Application information: Installation root: /usr Sysconf directory: /etc Run directory: /run Local state directory: /var Package data directory: /usr/share/icinga2 State path: /var/lib/icinga2/icinga2.state Modified attributes path: /var/lib/icinga2/modified-attributes.conf Objects path: /var/cache/icinga2/icinga2.debug Vars path: /var/cache/icinga2/icinga2.vars PID path: /run/icinga2/icinga2.pid

System information: Platform: Alpine Linux Platform version: Unknown Kernel: Linux Kernel version: 4.9.76-gentoo-r1 Architecture: x86_64

Build information: Compiler: GNU 6.4.0 Build host: afb79def2208


- Operating System and version:

cat /etc/alpine-release 3.7.0

- Enabled features (`icinga2 feature list`):

icinga2 feature list

Disabled features: api checker command compatlog debuglog elasticsearch gelf graphite ido-mysql ido-pgsql influxdb livestatus mainlog notification opentsdb perfdata statusdata syslog Enabled features:


and it works:

icinga2 api user --user foo --password bar --oneline --salt 0001

$5$0001$86631e52c40fadf0917a5aed97979e54f95fc41c509fa546200b46010369cb70 /etc/icinga2 # icinga2 api user --user foo --password bar --salt 0001 object ApiUser "foo"{ password_hash = "$5$0001$86631e52c40fadf0917a5aed97979e54f95fc41c509fa546200b46010369cb70" // client_cn = ""

permissions = [ "*" ] }

dnsmichi commented 6 years ago

I'm assigning 2.8.3 here, as this only affects support/2.8. Depending on release plans, either a bugfix version is released or 2.9 which doesn't have that problem.

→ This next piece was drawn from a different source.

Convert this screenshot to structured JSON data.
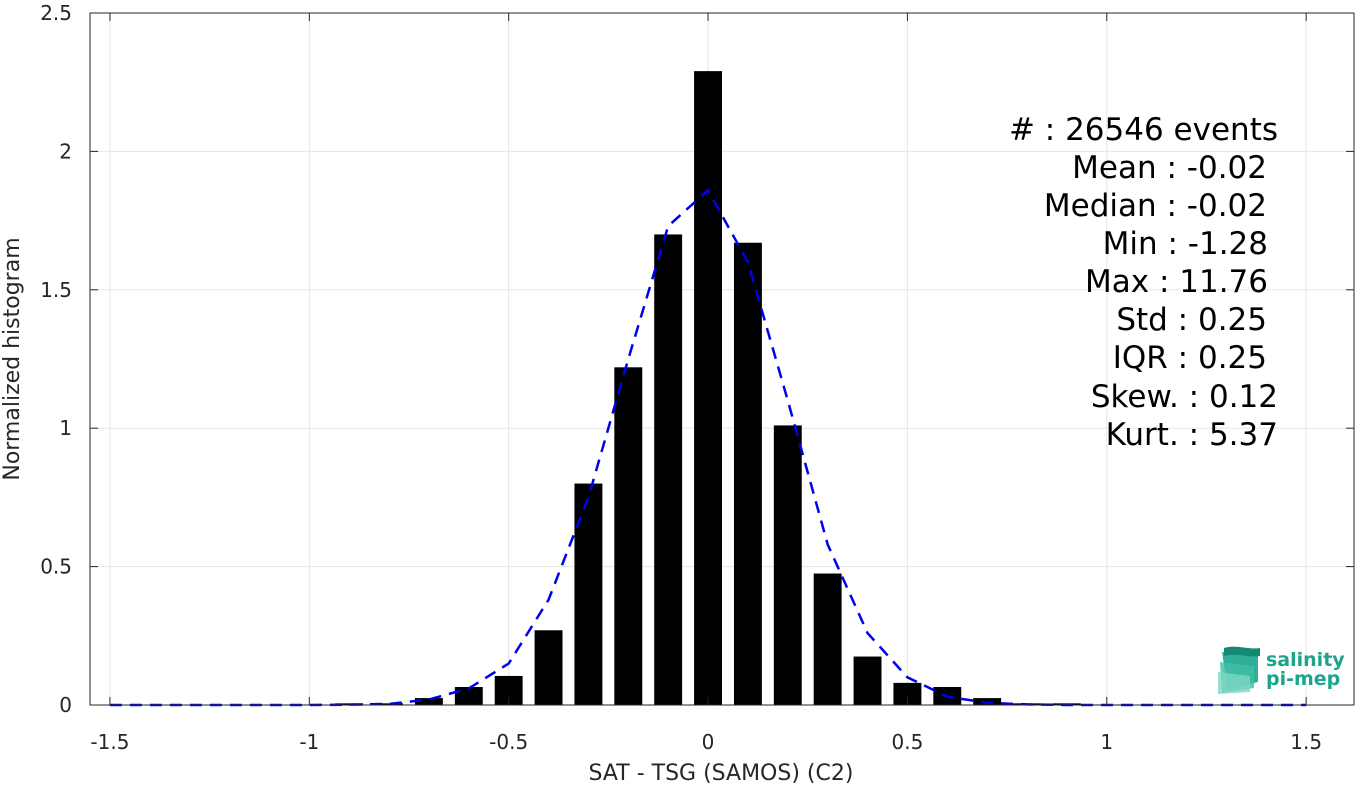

kitokirisaki commented 6 years ago

@dnsmichi, when will the build come to the icinga repositories?

Crunsher commented 6 years ago

There is currently no release date for 2.8.3

kitokirisaki commented 6 years ago

Can I enter the password directly in the file, or how can I set the currently?

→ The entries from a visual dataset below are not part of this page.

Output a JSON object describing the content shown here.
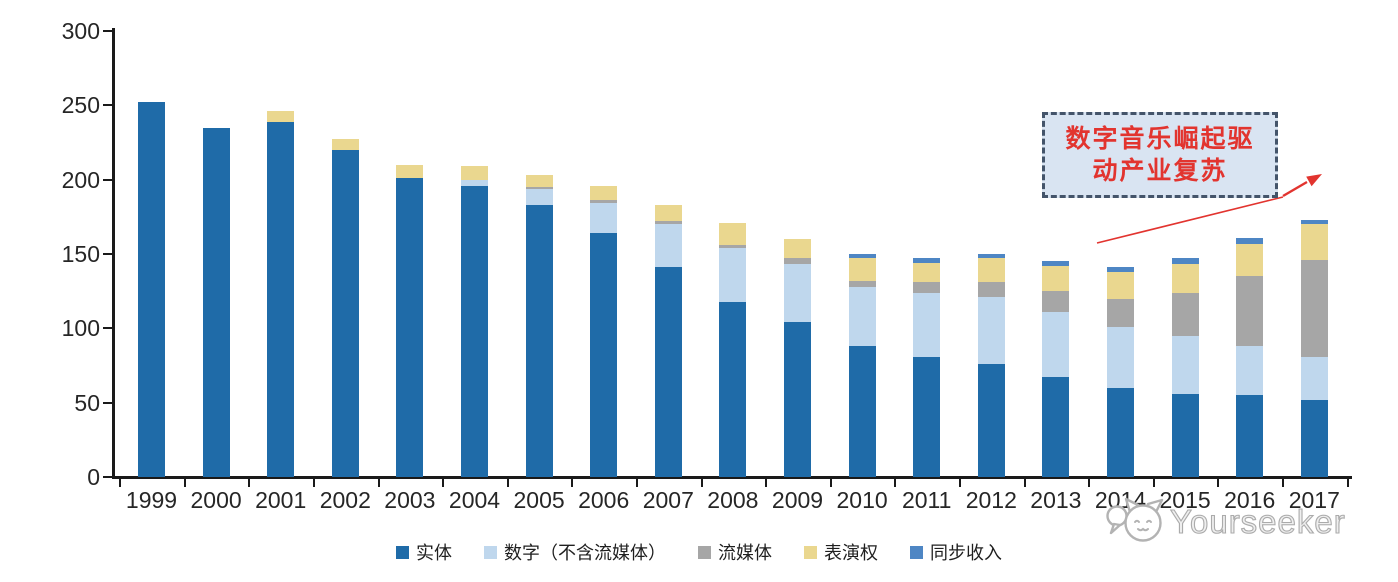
{
  "chart_data": {
    "type": "bar",
    "stacked": true,
    "title": "",
    "categories": [
      "1999",
      "2000",
      "2001",
      "2002",
      "2003",
      "2004",
      "2005",
      "2006",
      "2007",
      "2008",
      "2009",
      "2010",
      "2011",
      "2012",
      "2013",
      "2014",
      "2015",
      "2016",
      "2017"
    ],
    "series": [
      {
        "name": "实体",
        "color": "#1F6BA8",
        "values": [
          252,
          235,
          239,
          220,
          201,
          196,
          183,
          164,
          141,
          118,
          104,
          88,
          81,
          76,
          67,
          60,
          56,
          55,
          52
        ]
      },
      {
        "name": "数字（不含流媒体）",
        "color": "#BFD7ED",
        "values": [
          0,
          0,
          0,
          0,
          0,
          4,
          11,
          20,
          29,
          36,
          39,
          40,
          43,
          45,
          44,
          41,
          39,
          33,
          29
        ]
      },
      {
        "name": "流媒体",
        "color": "#A6A6A6",
        "values": [
          0,
          0,
          0,
          0,
          0,
          0,
          1,
          2,
          2,
          2,
          4,
          4,
          7,
          10,
          14,
          19,
          29,
          47,
          65
        ]
      },
      {
        "name": "表演权",
        "color": "#EAD78F",
        "values": [
          0,
          0,
          7,
          7,
          9,
          9,
          8,
          10,
          11,
          15,
          13,
          15,
          13,
          16,
          17,
          18,
          19,
          22,
          24
        ]
      },
      {
        "name": "同步收入",
        "color": "#4E86C4",
        "values": [
          0,
          0,
          0,
          0,
          0,
          0,
          0,
          0,
          0,
          0,
          0,
          3,
          3,
          3,
          3,
          3,
          4,
          4,
          3
        ]
      }
    ],
    "ylim": [
      0,
      300
    ],
    "yticks": [
      0,
      50,
      100,
      150,
      200,
      250,
      300
    ],
    "grid": false,
    "legend_position": "bottom"
  },
  "annotation": {
    "line1": "数字音乐崛起驱",
    "line2": "动产业复苏"
  },
  "watermark": {
    "text": "Yourseeker"
  },
  "colors": {
    "axis": "#1a1a1a",
    "tick_label": "#262626",
    "annotation_text": "#E2342F",
    "annotation_border": "#44546A",
    "annotation_bg": "#D9E4F2",
    "arrow": "#E2342F",
    "watermark": "#ababab"
  }
}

Crunsher commented 6 years ago

Yes, you can still write config directly. Just using 'password' accepts clear text passwords. And you can use mkpasswd -m sha-256 from the command line to create a hashed password string.

Authentication still works, it's only the password creation CLI tool for hashed strings that's broken.

dnsmichi commented 6 years ago

Just use icinga2 api setup like before to generate a random ApiUser object. The issue is about a new optional feature.